My hand reaches up, fingers tangling around the metal chain that rests around my neck. “He only brought home nightmares that time. Ones he tried to hide but couldn’t. He’d lash out at me. At my mom, and she…” I blow out a breath. “It broke her heart every time she had to say goodbye, but I think it killed her soul when he came back and she wasn’t what he needed. When she didn’t know how to help.”

I gaze down at Blakely, tears glossing over the amber color of her eyes. One falls down her cheek and my thumb reaches over to wipe it away.

“Mom convinced him to go to therapy, but it was me who ended up bringing him back whenever he’d get lost. When the panic would overwhelm him, and he’d be stuck, his brain like quicksand, pulling him into the memories of where he’d been.”

“That’s so sad.” Blakely lays her head on my chest. “What’s he do now that you’re not home?

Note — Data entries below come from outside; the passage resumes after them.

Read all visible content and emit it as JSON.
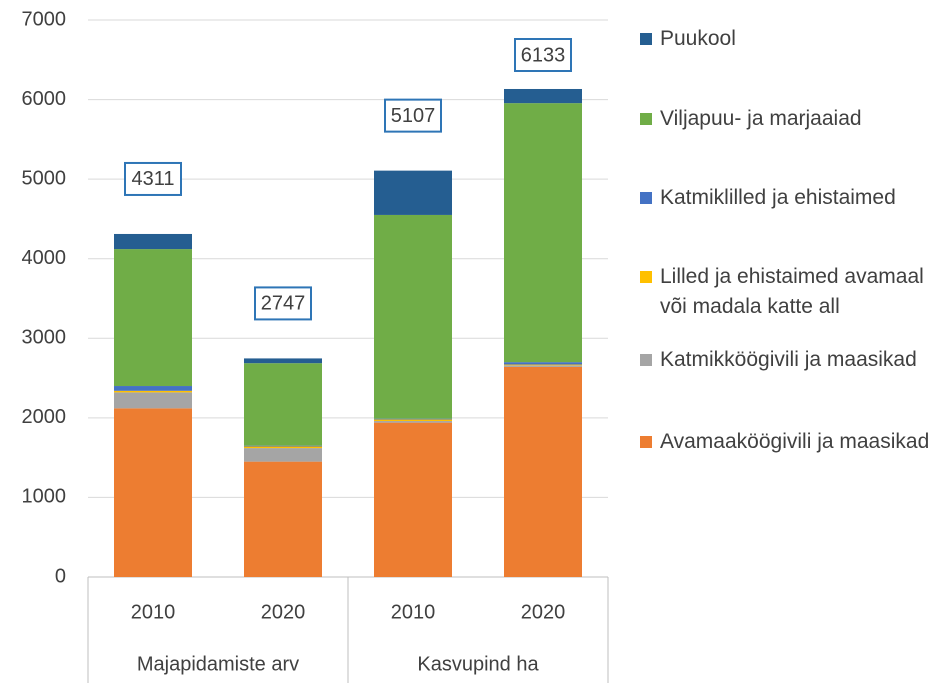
{
  "chart_data": {
    "type": "stacked_bar",
    "categories": [
      "2010",
      "2020",
      "2010",
      "2020"
    ],
    "groups": [
      "Majapidamiste arv",
      "Kasvupind ha"
    ],
    "series": [
      {
        "name": "Avamaaköögivili ja maasikad",
        "color": "#ed7d31",
        "values": [
          2120,
          1450,
          1940,
          2640
        ]
      },
      {
        "name": "Katmikköögivili ja maasikad",
        "color": "#a5a5a5",
        "values": [
          200,
          170,
          20,
          20
        ]
      },
      {
        "name": "Lilled ja ehistaimed avamaal\nvõi madala katte all",
        "color": "#ffc000",
        "values": [
          20,
          20,
          20,
          10
        ]
      },
      {
        "name": "Katmiklilled ja ehistaimed",
        "color": "#4472c4",
        "values": [
          60,
          10,
          10,
          30
        ]
      },
      {
        "name": "Viljapuu- ja marjaaiad",
        "color": "#70ad47",
        "values": [
          1721,
          1037,
          2560,
          3255
        ]
      },
      {
        "name": "Puukool",
        "color": "#255e91",
        "values": [
          190,
          60,
          557,
          178
        ]
      }
    ],
    "totals": [
      4311,
      2747,
      5107,
      6133
    ],
    "ylim": [
      0,
      7000
    ],
    "yticks": [
      0,
      1000,
      2000,
      3000,
      4000,
      5000,
      6000,
      7000
    ],
    "grid": true
  }
}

Is he…is he better?”

My hand comes up and smooths over her hair, the motion calming the wave of sadness that’s crashing through my insides, threatening to pull me under. “He passed away on my sixteenth birthday.” My eyes close, the words exploding through my throat and singeing the back of my nose.

I brace myself for the empty apology—the one that always follows when someone finds out about his death. But it never comes, and I’ve never been so grateful for someone’s silence.

The torn muscle in my chest rattles against my ribs, reminding me that some pieces of a heart don’t ever heal. They just exist, broken and bleeding, reminding you to appreciate what you have when you have it, because you never know when it will disappear.

We don’t make it to the racetrack. I never show her how to drive.

But sitting here, in the middle of an empty hallway, as I spill a story I’ve never told a soul about the greatest man I’ve ever known, the frayed stitching that holds my broken heart together starts to mend.

And it’s the realest thing I’ve ever done.